Bank of Canada, Top Banks Finish First Tokenized Bond Trial

By Bitcoinomist StaffMarch 6, 2026 at 12:08 PMEdited by Josh Sielstad2 min read

What to Know

  • C$100 million ($73 million) tokenized bond was issued and settled on a distributed ledger in Canada's first trial of its kind
  • Project Samara brought together the Bank of Canada, RBC, TD Securities, and Export Development Canada for the experiment
  • The trial tested the full lifecycle of bond transactions, from bidding and coupon payments to secondary market trading
  • Canada is advancing stablecoin legislation and tightening digital asset custody rules alongside this blockchain push

The Bank of Canada wrapped up its inaugural tokenized bond experiment on March 6, partnering with the nation's biggest financial institutions to demonstrate how distributed ledger technology can handle the full lifecycle of a fixed-income security. The trial, dubbed Project Samara, marks a milestone in Canada's blockchain-based capital markets exploration.

How Project Samara Tested Tokenized Bonds

Export Development Canada, the federal government's export credit agency, issued a C$100 million ($73 million) tokenized bond with a maturity of under three months.
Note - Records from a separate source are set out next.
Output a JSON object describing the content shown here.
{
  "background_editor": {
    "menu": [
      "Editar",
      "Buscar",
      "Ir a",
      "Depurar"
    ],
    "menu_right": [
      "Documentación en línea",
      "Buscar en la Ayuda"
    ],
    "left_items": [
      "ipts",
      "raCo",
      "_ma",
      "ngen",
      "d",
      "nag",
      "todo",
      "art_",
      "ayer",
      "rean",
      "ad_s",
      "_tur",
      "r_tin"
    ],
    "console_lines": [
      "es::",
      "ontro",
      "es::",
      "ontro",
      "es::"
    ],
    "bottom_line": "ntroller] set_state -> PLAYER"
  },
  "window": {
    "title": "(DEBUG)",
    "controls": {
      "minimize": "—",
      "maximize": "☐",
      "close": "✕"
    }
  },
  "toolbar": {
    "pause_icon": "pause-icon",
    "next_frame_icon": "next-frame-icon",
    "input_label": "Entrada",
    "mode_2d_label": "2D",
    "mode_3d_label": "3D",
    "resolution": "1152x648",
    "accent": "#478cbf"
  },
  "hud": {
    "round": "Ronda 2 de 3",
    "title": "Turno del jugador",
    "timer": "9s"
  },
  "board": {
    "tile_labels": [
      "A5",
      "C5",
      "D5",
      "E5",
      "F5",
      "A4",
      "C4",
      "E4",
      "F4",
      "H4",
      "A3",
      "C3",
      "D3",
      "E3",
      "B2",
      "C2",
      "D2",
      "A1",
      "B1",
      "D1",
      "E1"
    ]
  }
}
The security was sold to a closed group of institutional investors.

Participants in Project Samara included RBC Dominion Securities, RBC Investor Services Trust, and the TD Securities arm of Toronto-Dominion Bank. RBC ran the underlying platform, which supported every stage of a bond transaction from initial issuance through secondary market trading.

Investors could submit bids, process coupon payments, redeem bonds, and execute secondary market trades entirely within the distributed ledger environment. The bond existed in tokenized form throughout, eliminating the need for traditional settlement intermediaries.
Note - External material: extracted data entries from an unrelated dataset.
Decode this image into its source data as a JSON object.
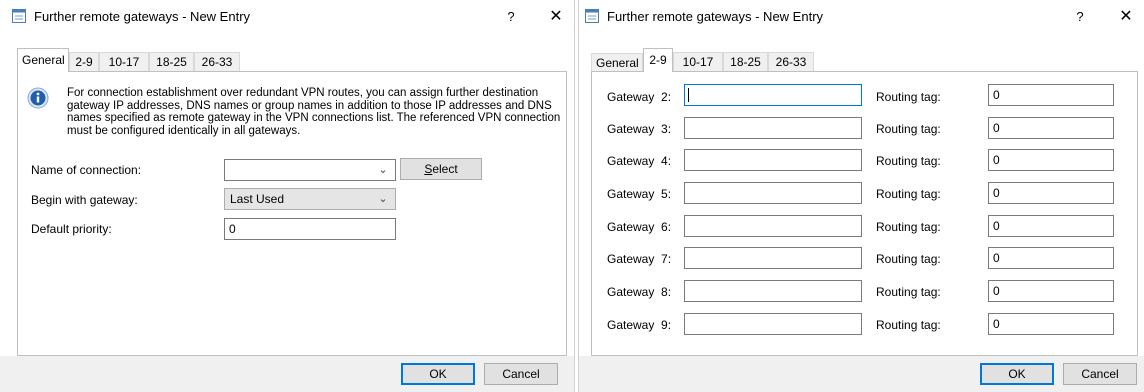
{
  "left": {
    "title": "Further remote gateways - New Entry",
    "help": "?",
    "close": "✕",
    "tabs": [
      "General",
      "2-9",
      "10-17",
      "18-25",
      "26-33"
    ],
    "info_text": "For connection establishment over redundant VPN routes, you can assign further destination gateway IP addresses, DNS names or group names in addition to those IP addresses and DNS names specified as remote gateway in the VPN connections list. The referenced VPN connection must be configured identically in all gateways.",
    "name_label": "Name of connection:",
    "name_value": "",
    "select_label_ul": "S",
    "select_label_rest": "elect",
    "begin_label": "Begin with gateway:",
    "begin_value": "Last Used",
    "priority_label": "Default priority:",
    "priority_value": "0",
    "ok": "OK",
    "cancel": "Cancel"
  },
  "right": {
    "title": "Further remote gateways - New Entry",
    "help": "?",
    "close": "✕",
    "tabs": [
      "General",
      "2-9",
      "10-17",
      "18-25",
      "26-33"
    ],
    "routing_label": "Routing tag:",
    "gateways": [
      {
        "label": "Gateway  2:",
        "value": "",
        "tag": "0"
      },
      {
        "label": "Gateway  3:",
        "value": "",
        "tag": "0"
      },
      {
        "label": "Gateway  4:",
        "value": "",
        "tag": "0"
      },
      {
        "label": "Gateway  5:",
        "value": "",
        "tag": "0"
      },
      {
        "label": "Gateway  6:",
        "value": "",
        "tag": "0"
      },
      {
        "label": "Gateway  7:",
        "value": "",
        "tag": "0"
      },
      {
        "label": "Gateway  8:",
        "value": "",
        "tag": "0"
      },
      {
        "label": "Gateway  9:",
        "value": "",
        "tag": "0"
      }
    ],
    "ok": "OK",
    "cancel": "Cancel"
  },
  "colors": {
    "accent": "#0078d7",
    "info_icon": "#1f5fae",
    "face": "#f0f0f0"
  },
  "icons": {
    "app": "window-icon",
    "info": "info-icon",
    "dropdown": "chevron-down-icon"
  }
}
Digital Settlement With Wholesale Canadian Dollars

The experiment also tested digital settlement using tokenized versions of wholesale Canadian dollars. The Bank of Canada created and managed these digital funds, which moved on the same ledger as the tokenized bonds.

This design allowed transactions to settle directly within the platform, according to the central bank. By keeping both the asset and settlement currency on one distributed ledger, the trial showed how atomic settlement could reduce counterparty risk and processing times in fixed-income markets.

What Does This Mean for Canada's Crypto Regulation?

Canada is rapidly constructing a regulatory framework around digital assets alongside its blockchain experiments. In its November budget, the federal government signaled plans to introduce legislation governing Canadian-dollar-backed stablecoins, with oversight expected to involve the Bank of Canada and rules on reserve backing, redemption policies, and risk management.

Last month, the Canadian Investment Regulatory Organization (CIRO) introduced a digital asset custody framework designed to strengthen how crypto assets are held by trading platforms. The standards target risks including hacking, fraud, and insolvency following high-profile industry failures.